Ami mengungkapkan, hasil revisi hingga disahkannya RKUHP disebabkan oleh partisipasi publik yang belum terpenuhi.
Partisipasi yang dimaksud berupa dialog konstruktif dalam memahami dan menyusun RKUHP. Utamanya sebagai kodifikasi hukum pidana nasional dan selaras dengan instrumen HAM internasional serta nasional lainnya.
2. Pentingnya sensitivitas gender untuk RKUHP

Komnas Perempuan menilai, pentingnya sensitivitas gender telah dinyatakan dalam naskah akademik RUU Hukum Pidana sebagai acuan proses perumusannya.

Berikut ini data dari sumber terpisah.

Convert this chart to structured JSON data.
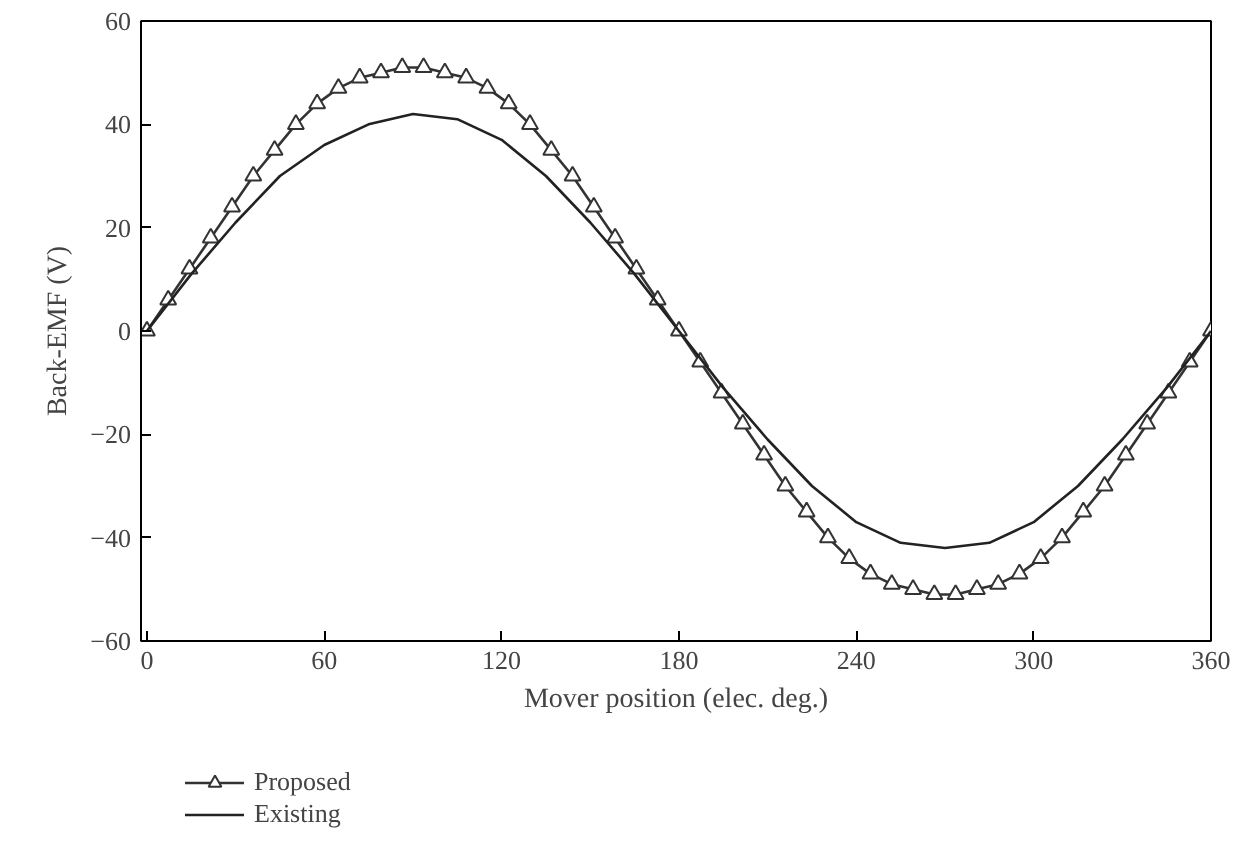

"RUU Hukum Pidana untuk melindungi harkat dan martabat perempuan," ujarnya.
3. RKUHP harusnya jamin pencegahan perlakuan diskriminatif

Adapun RKUHP sudah digagas sejak tahun 1963 menggantikan hukum peninggalan kolonial Belanda yang bersifat patriarkis.
Sebagai hukum yang lahir di negara demokratis, Ami mengatakan, RKUHP harusnya menjamin pencegahan perlakuan diskriminatif atas dasar apapun, termasuk keadilan gender.
"Komnas Perempuan juga telah memantau dan memberi saran serta rekomendasi terhadap RKUHP secara berkelanjutan sejak periode DPR 2014-2019 dan 2020-2024 sesuai mandat kami," ucap dia.